Now, flip the whole space around as though you are looking at it in a mirror. You can do this by e.g. negating any of our three vectors. In the resulting space, the X ^ Y bivector is now oriented in the opposite direction from the Z vector. (Thinking about the right-hand rule, consider that a right hand viewed in the mirror looks like a left hand. So if we apply the right-hand rule to the mirrored space, it will point in the opposite direction from how it pointed in the non-mirrored space.) If you take the "pseudovector" view of it -- treating X ^ Y as something like a vector pointing along the Z axis, instead of a plane oriented towards the +Z axis -- you will see where the "psuedo" comes from. Reflecting the space in a mirror causes the vector and the pseudovector, which pointed in the same direction before, to now point in opposite directions.

If you haven't encountered this before, it's probably going to seem like sophistry or handwaving, sorry. All I can say to that is, I promise this actually makes a difference, although I cannot adequately explain why at this time.

The cross product

This all comes around to why people say things like "the cross product doesn't really give a vector!" Because if you look at the universe in a mirror, the result of the cross product does not behave like a vector. It will not appear mirrored like regular vectors, because its direction depends on handedness, and mirrors reverse handedness.

This also explains why sometimes people say "the cross product gives a bivector" and other people say "the cross product gives a pseudovector". In 3-dimensional space, which is the only place the cross product is well-defined, the two are equivalent.

I've got a very good intuition about foo-vectors from Let's remove Quaternions from every 3D Engine post.

Actually, I think that post is probably what triggered me to write this originally, and I forgot that by the time I wrote it (or I would have added a link.) Thanks for the reminder!

A 1-vector is just a regular vector.

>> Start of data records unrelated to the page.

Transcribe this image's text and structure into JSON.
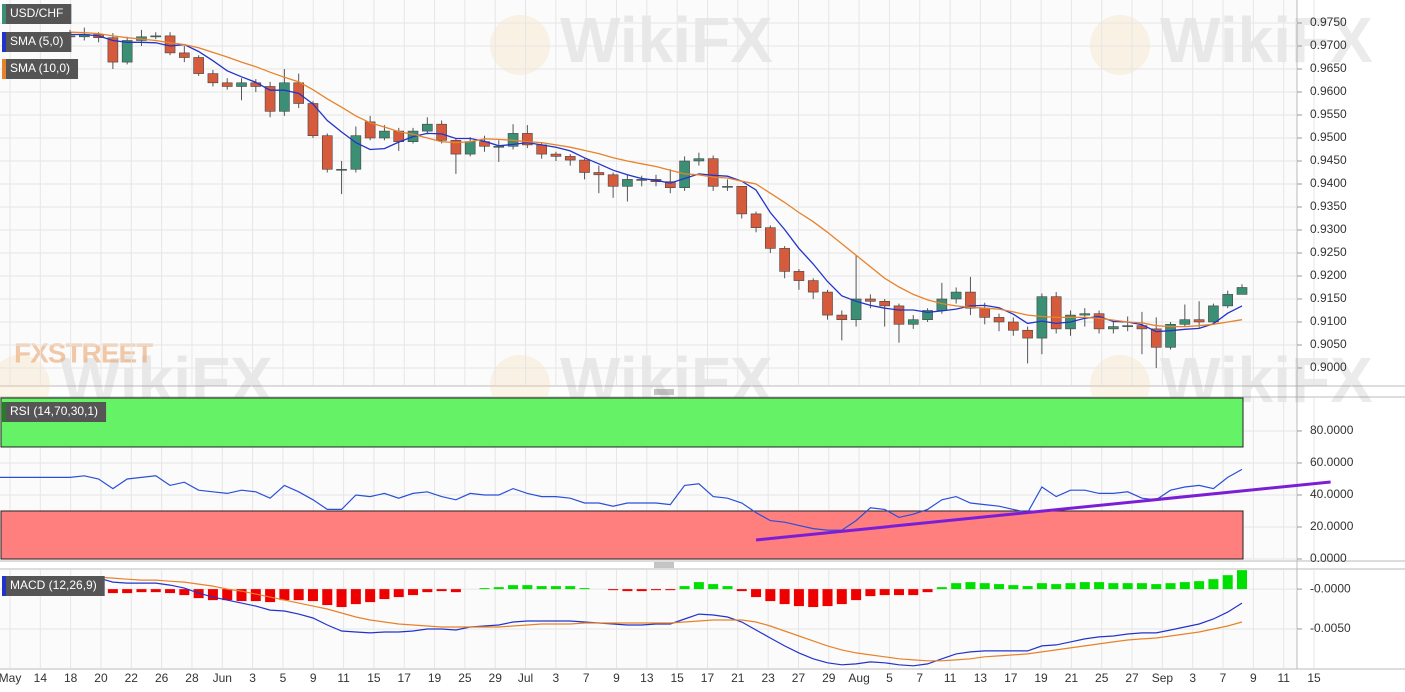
{
  "chart_data": [
    {
      "type": "candlestick",
      "title": "USD/CHF",
      "xtick_labels": [
        "May",
        "14",
        "18",
        "20",
        "22",
        "26",
        "28",
        "Jun",
        "3",
        "5",
        "9",
        "11",
        "15",
        "17",
        "19",
        "25",
        "29",
        "Jul",
        "3",
        "7",
        "9",
        "13",
        "15",
        "17",
        "21",
        "23",
        "27",
        "29",
        "Aug",
        "5",
        "7",
        "11",
        "13",
        "17",
        "19",
        "21",
        "25",
        "27",
        "Sep",
        "3",
        "7",
        "9",
        "11",
        "15"
      ],
      "up_color": "#3b8f75",
      "down_color": "#d65a3c",
      "open": [
        0.9722,
        0.972,
        0.9725,
        0.9718,
        0.9665,
        0.9712,
        0.972,
        0.9722,
        0.9685,
        0.9675,
        0.964,
        0.962,
        0.9612,
        0.962,
        0.9612,
        0.9558,
        0.962,
        0.9575,
        0.9505,
        0.9432,
        0.9432,
        0.9535,
        0.95,
        0.9515,
        0.9492,
        0.9515,
        0.953,
        0.9495,
        0.9465,
        0.9492,
        0.9482,
        0.9482,
        0.951,
        0.9485,
        0.9465,
        0.946,
        0.9452,
        0.9425,
        0.942,
        0.9395,
        0.941,
        0.941,
        0.9405,
        0.9392,
        0.945,
        0.9455,
        0.9395,
        0.9395,
        0.9335,
        0.9305,
        0.926,
        0.921,
        0.919,
        0.9165,
        0.9115,
        0.9105,
        0.915,
        0.9145,
        0.9135,
        0.9095,
        0.9105,
        0.9125,
        0.915,
        0.9165,
        0.913,
        0.911,
        0.91,
        0.9082,
        0.9065,
        0.9155,
        0.9085,
        0.9115,
        0.9118,
        0.9085,
        0.909,
        0.9092,
        0.9085,
        0.9045,
        0.9095,
        0.9105,
        0.91,
        0.9135,
        0.916
      ],
      "high": [
        0.9735,
        0.974,
        0.973,
        0.9728,
        0.972,
        0.9735,
        0.973,
        0.973,
        0.97,
        0.968,
        0.9648,
        0.963,
        0.963,
        0.9628,
        0.9622,
        0.965,
        0.964,
        0.958,
        0.951,
        0.945,
        0.9525,
        0.9548,
        0.9528,
        0.9522,
        0.9522,
        0.9545,
        0.9538,
        0.95,
        0.9502,
        0.9505,
        0.9495,
        0.953,
        0.9528,
        0.949,
        0.947,
        0.9465,
        0.9455,
        0.944,
        0.9425,
        0.942,
        0.9418,
        0.942,
        0.9432,
        0.946,
        0.9468,
        0.9462,
        0.941,
        0.9395,
        0.934,
        0.931,
        0.9265,
        0.9215,
        0.9195,
        0.917,
        0.9125,
        0.9245,
        0.916,
        0.915,
        0.914,
        0.9115,
        0.913,
        0.9185,
        0.9175,
        0.9198,
        0.9142,
        0.9118,
        0.911,
        0.909,
        0.9162,
        0.9165,
        0.9125,
        0.913,
        0.9125,
        0.91,
        0.9112,
        0.9122,
        0.911,
        0.91,
        0.9138,
        0.9145,
        0.914,
        0.9168,
        0.9182
      ],
      "low": [
        0.9712,
        0.9712,
        0.9708,
        0.965,
        0.966,
        0.97,
        0.9715,
        0.968,
        0.9665,
        0.9635,
        0.9612,
        0.9605,
        0.9582,
        0.96,
        0.9545,
        0.9548,
        0.9565,
        0.95,
        0.9425,
        0.9378,
        0.9425,
        0.9495,
        0.9495,
        0.9472,
        0.9488,
        0.9508,
        0.9488,
        0.9422,
        0.946,
        0.947,
        0.9448,
        0.9475,
        0.9478,
        0.9455,
        0.945,
        0.944,
        0.941,
        0.938,
        0.937,
        0.9362,
        0.9395,
        0.9395,
        0.938,
        0.9385,
        0.944,
        0.9385,
        0.9385,
        0.9325,
        0.9295,
        0.925,
        0.9195,
        0.917,
        0.915,
        0.9105,
        0.906,
        0.909,
        0.913,
        0.909,
        0.9055,
        0.9085,
        0.91,
        0.9118,
        0.914,
        0.9115,
        0.9095,
        0.908,
        0.907,
        0.901,
        0.903,
        0.9075,
        0.907,
        0.909,
        0.9075,
        0.9075,
        0.908,
        0.903,
        0.9,
        0.904,
        0.909,
        0.9088,
        0.9098,
        0.913,
        0.9162
      ],
      "close": [
        0.972,
        0.9725,
        0.9718,
        0.9665,
        0.9712,
        0.972,
        0.9722,
        0.9685,
        0.9675,
        0.964,
        0.962,
        0.9612,
        0.962,
        0.9612,
        0.9558,
        0.962,
        0.9575,
        0.9505,
        0.9432,
        0.9432,
        0.9505,
        0.95,
        0.9515,
        0.9492,
        0.9515,
        0.953,
        0.9495,
        0.9465,
        0.9492,
        0.9482,
        0.9482,
        0.951,
        0.9485,
        0.9465,
        0.946,
        0.9452,
        0.9425,
        0.942,
        0.9395,
        0.941,
        0.941,
        0.9405,
        0.9392,
        0.945,
        0.9455,
        0.9395,
        0.9395,
        0.9335,
        0.9305,
        0.926,
        0.921,
        0.919,
        0.9165,
        0.9115,
        0.9105,
        0.915,
        0.9145,
        0.9135,
        0.9095,
        0.9105,
        0.9125,
        0.915,
        0.9165,
        0.913,
        0.911,
        0.91,
        0.9082,
        0.9065,
        0.9155,
        0.9085,
        0.9115,
        0.9118,
        0.9085,
        0.909,
        0.9092,
        0.9085,
        0.9045,
        0.9095,
        0.9105,
        0.91,
        0.9135,
        0.916,
        0.9175
      ],
      "overlays": [
        {
          "name": "SMA (5,0)",
          "color": "#2233cc",
          "values": [
            0.9725,
            0.9725,
            0.9722,
            0.9712,
            0.9708,
            0.9708,
            0.9707,
            0.97,
            0.9703,
            0.9688,
            0.9668,
            0.9646,
            0.9633,
            0.9621,
            0.9604,
            0.9604,
            0.9597,
            0.9574,
            0.9538,
            0.9513,
            0.949,
            0.9475,
            0.9477,
            0.9491,
            0.9503,
            0.951,
            0.9509,
            0.9499,
            0.9499,
            0.9493,
            0.9483,
            0.9486,
            0.949,
            0.9485,
            0.948,
            0.9472,
            0.9457,
            0.9444,
            0.943,
            0.942,
            0.9412,
            0.9408,
            0.9402,
            0.9412,
            0.9422,
            0.9419,
            0.9417,
            0.9406,
            0.9387,
            0.9338,
            0.9301,
            0.926,
            0.9226,
            0.9188,
            0.9157,
            0.9145,
            0.9136,
            0.913,
            0.9126,
            0.9126,
            0.9121,
            0.9124,
            0.9128,
            0.9135,
            0.9136,
            0.9131,
            0.9117,
            0.9097,
            0.9102,
            0.9097,
            0.91,
            0.9108,
            0.9112,
            0.9101,
            0.91,
            0.9094,
            0.9079,
            0.9081,
            0.9084,
            0.9086,
            0.9096,
            0.9119,
            0.9135
          ]
        },
        {
          "name": "SMA (10,0)",
          "color": "#e8822a",
          "values": [
            0.973,
            0.9729,
            0.9727,
            0.9722,
            0.9718,
            0.9715,
            0.9712,
            0.9707,
            0.9703,
            0.9696,
            0.9686,
            0.9676,
            0.9665,
            0.9655,
            0.9643,
            0.9632,
            0.9622,
            0.9605,
            0.9585,
            0.9567,
            0.9548,
            0.9533,
            0.9524,
            0.9514,
            0.9508,
            0.95,
            0.9492,
            0.949,
            0.9492,
            0.9498,
            0.9497,
            0.9495,
            0.9492,
            0.949,
            0.9485,
            0.948,
            0.9473,
            0.9466,
            0.9457,
            0.945,
            0.9444,
            0.9438,
            0.943,
            0.9422,
            0.942,
            0.9415,
            0.9413,
            0.9406,
            0.94,
            0.938,
            0.936,
            0.9338,
            0.9318,
            0.9295,
            0.927,
            0.9245,
            0.922,
            0.9195,
            0.9176,
            0.916,
            0.9148,
            0.914,
            0.9135,
            0.9132,
            0.913,
            0.9128,
            0.9122,
            0.9115,
            0.9112,
            0.911,
            0.911,
            0.911,
            0.9108,
            0.9104,
            0.91,
            0.9098,
            0.9092,
            0.909,
            0.909,
            0.9092,
            0.9095,
            0.91,
            0.9105
          ]
        }
      ],
      "ylim": [
        0.8963,
        0.98
      ],
      "yticks": [
        {
          "value": 0.9,
          "label": "0.9000"
        },
        {
          "value": 0.905,
          "label": "0.9050"
        },
        {
          "value": 0.91,
          "label": "0.9100"
        },
        {
          "value": 0.915,
          "label": "0.9150"
        },
        {
          "value": 0.92,
          "label": "0.9200"
        },
        {
          "value": 0.925,
          "label": "0.9250"
        },
        {
          "value": 0.93,
          "label": "0.9300"
        },
        {
          "value": 0.935,
          "label": "0.9350"
        },
        {
          "value": 0.94,
          "label": "0.9400"
        },
        {
          "value": 0.945,
          "label": "0.9450"
        },
        {
          "value": 0.95,
          "label": "0.9500"
        },
        {
          "value": 0.955,
          "label": "0.9550"
        },
        {
          "value": 0.96,
          "label": "0.9600"
        },
        {
          "value": 0.965,
          "label": "0.9650"
        },
        {
          "value": 0.97,
          "label": "0.9700"
        },
        {
          "value": 0.975,
          "label": "0.9750"
        }
      ],
      "grid": true
    },
    {
      "type": "rsi",
      "title": "RSI (14,70,30,1)",
      "color": "#2a4fd8",
      "overbought": 70,
      "oversold": 30,
      "overbought_color": "#66f266",
      "oversold_color": "#ff7e7e",
      "values": [
        51,
        52,
        50,
        44,
        50,
        51,
        52,
        46,
        48,
        43,
        42,
        41,
        43,
        42,
        38,
        46,
        42,
        37,
        31,
        31,
        40,
        39,
        41,
        38,
        41,
        42,
        39,
        37,
        41,
        40,
        40,
        44,
        41,
        39,
        39,
        38,
        35,
        35,
        33,
        35,
        35,
        35,
        34,
        46,
        47,
        39,
        38,
        35,
        29,
        24,
        23,
        21,
        19,
        18,
        18,
        24,
        32,
        31,
        26,
        28,
        31,
        37,
        39,
        35,
        34,
        33,
        31,
        29,
        45,
        39,
        43,
        43,
        41,
        41,
        42,
        38,
        37,
        43,
        45,
        46,
        44,
        51,
        56
      ],
      "trendline": {
        "color": "#7b1fd6",
        "from": [
          48,
          11.9
        ],
        "to": [
          88.2,
          48.1
        ]
      },
      "ylim": [
        0,
        100.6
      ],
      "yticks": [
        {
          "value": 0,
          "label": "0.0000"
        },
        {
          "value": 20,
          "label": "20.0000"
        },
        {
          "value": 40,
          "label": "40.0000"
        },
        {
          "value": 60,
          "label": "60.0000"
        },
        {
          "value": 80,
          "label": "80.0000"
        }
      ],
      "grid": true
    },
    {
      "type": "macd",
      "title": "MACD (12,26,9)",
      "series": [
        {
          "color": "#2233cc",
          "values": [
            0.00138,
            0.0015,
            0.00138,
            0.00088,
            0.00075,
            0.00075,
            0.00075,
            0.0005,
            0.00013,
            -0.0005,
            -0.001,
            -0.00138,
            -0.00175,
            -0.00213,
            -0.00263,
            -0.00275,
            -0.00313,
            -0.00363,
            -0.0045,
            -0.00525,
            -0.00538,
            -0.0055,
            -0.00538,
            -0.00538,
            -0.00525,
            -0.005,
            -0.005,
            -0.00513,
            -0.00475,
            -0.00463,
            -0.0045,
            -0.00413,
            -0.004,
            -0.004,
            -0.004,
            -0.004,
            -0.00413,
            -0.00425,
            -0.00438,
            -0.0045,
            -0.0045,
            -0.00438,
            -0.00438,
            -0.00375,
            -0.00313,
            -0.00325,
            -0.0035,
            -0.00413,
            -0.00513,
            -0.00613,
            -0.00713,
            -0.008,
            -0.00875,
            -0.00925,
            -0.0095,
            -0.00938,
            -0.00913,
            -0.00925,
            -0.0095,
            -0.00963,
            -0.00938,
            -0.00875,
            -0.00813,
            -0.00788,
            -0.00775,
            -0.00775,
            -0.00775,
            -0.00775,
            -0.00713,
            -0.007,
            -0.00663,
            -0.00625,
            -0.006,
            -0.00588,
            -0.00563,
            -0.0055,
            -0.0055,
            -0.00513,
            -0.00475,
            -0.00438,
            -0.00375,
            -0.00288,
            -0.00175
          ]
        },
        {
          "color": "#e8822a",
          "values": [
            0.0015,
            0.0015,
            0.0015,
            0.00138,
            0.00125,
            0.00113,
            0.00113,
            0.001,
            0.00088,
            0.00063,
            0.00038,
            0,
            -0.00025,
            -0.00063,
            -0.001,
            -0.00138,
            -0.00175,
            -0.00213,
            -0.0025,
            -0.003,
            -0.0035,
            -0.00388,
            -0.00413,
            -0.00438,
            -0.0045,
            -0.00463,
            -0.00475,
            -0.00475,
            -0.00475,
            -0.00475,
            -0.00475,
            -0.00463,
            -0.0045,
            -0.00438,
            -0.00438,
            -0.00438,
            -0.00425,
            -0.00425,
            -0.00425,
            -0.00425,
            -0.00425,
            -0.00425,
            -0.00425,
            -0.00413,
            -0.004,
            -0.00388,
            -0.00388,
            -0.00388,
            -0.00413,
            -0.00463,
            -0.00525,
            -0.00588,
            -0.0065,
            -0.00713,
            -0.00763,
            -0.008,
            -0.00825,
            -0.0085,
            -0.00875,
            -0.00888,
            -0.009,
            -0.009,
            -0.00888,
            -0.00875,
            -0.0085,
            -0.00838,
            -0.00825,
            -0.00813,
            -0.00788,
            -0.00763,
            -0.00738,
            -0.00713,
            -0.00688,
            -0.00663,
            -0.00638,
            -0.00625,
            -0.00613,
            -0.00588,
            -0.00563,
            -0.00538,
            -0.005,
            -0.00463,
            -0.00413
          ]
        }
      ],
      "histogram": {
        "up_color": "#00e000",
        "down_color": "#ee0000",
        "values": [
          -0.00013,
          0,
          -0.00013,
          -0.0005,
          -0.0005,
          -0.00038,
          -0.00038,
          -0.0005,
          -0.00075,
          -0.00113,
          -0.00138,
          -0.00138,
          -0.0015,
          -0.0015,
          -0.00163,
          -0.00138,
          -0.00138,
          -0.0015,
          -0.002,
          -0.00225,
          -0.00188,
          -0.00163,
          -0.00125,
          -0.001,
          -0.00075,
          -0.00038,
          -0.00025,
          -0.00038,
          0,
          0.00013,
          0.00025,
          0.0005,
          0.0005,
          0.00038,
          0.00038,
          0.00038,
          0.00013,
          0,
          -0.00013,
          -0.00025,
          -0.00025,
          -0.00013,
          -0.00013,
          0.00038,
          0.00088,
          0.00063,
          0.00038,
          -0.00025,
          -0.001,
          -0.0015,
          -0.00188,
          -0.00213,
          -0.00225,
          -0.00213,
          -0.00188,
          -0.00138,
          -0.00088,
          -0.00075,
          -0.00075,
          -0.00075,
          -0.00038,
          0.00025,
          0.00075,
          0.00088,
          0.00075,
          0.00063,
          0.0005,
          0.00038,
          0.00075,
          0.00063,
          0.00075,
          0.00088,
          0.00088,
          0.00075,
          0.00075,
          0.00075,
          0.00063,
          0.00075,
          0.00088,
          0.001,
          0.00125,
          0.00175,
          0.00238
        ]
      },
      "ylim": [
        -0.0099,
        0.0024
      ],
      "yticks": [
        {
          "value": 0,
          "label": "-0.0000"
        },
        {
          "value": -0.005,
          "label": "-0.0050"
        }
      ],
      "grid": true
    }
  ],
  "watermarks": [
    "WikiFX",
    "FXSTREET"
  ]
}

A 2-vector (or "bivector") is a quantity associated with a two-dimensional "direction", which is an oriented plane. And so on.

Ok, but how do you actually "and so on" the orientability here? I have not actually tried to picture how you orient a 3-vector in a higher space. And I'm suspicious about my analogy between 1-vector and 2-vector orientation until I can picture that. (You can orient a plane by picking one of the two halves it divides a 3-d volume into, but you normally orient a line by thinking about the ends, not the sides where it divides the plane. Does that matter?)

I think the way this all works is a lot more subtle than I've been imagining, and probably some of the stuff in the original shortform about orientation is wrong.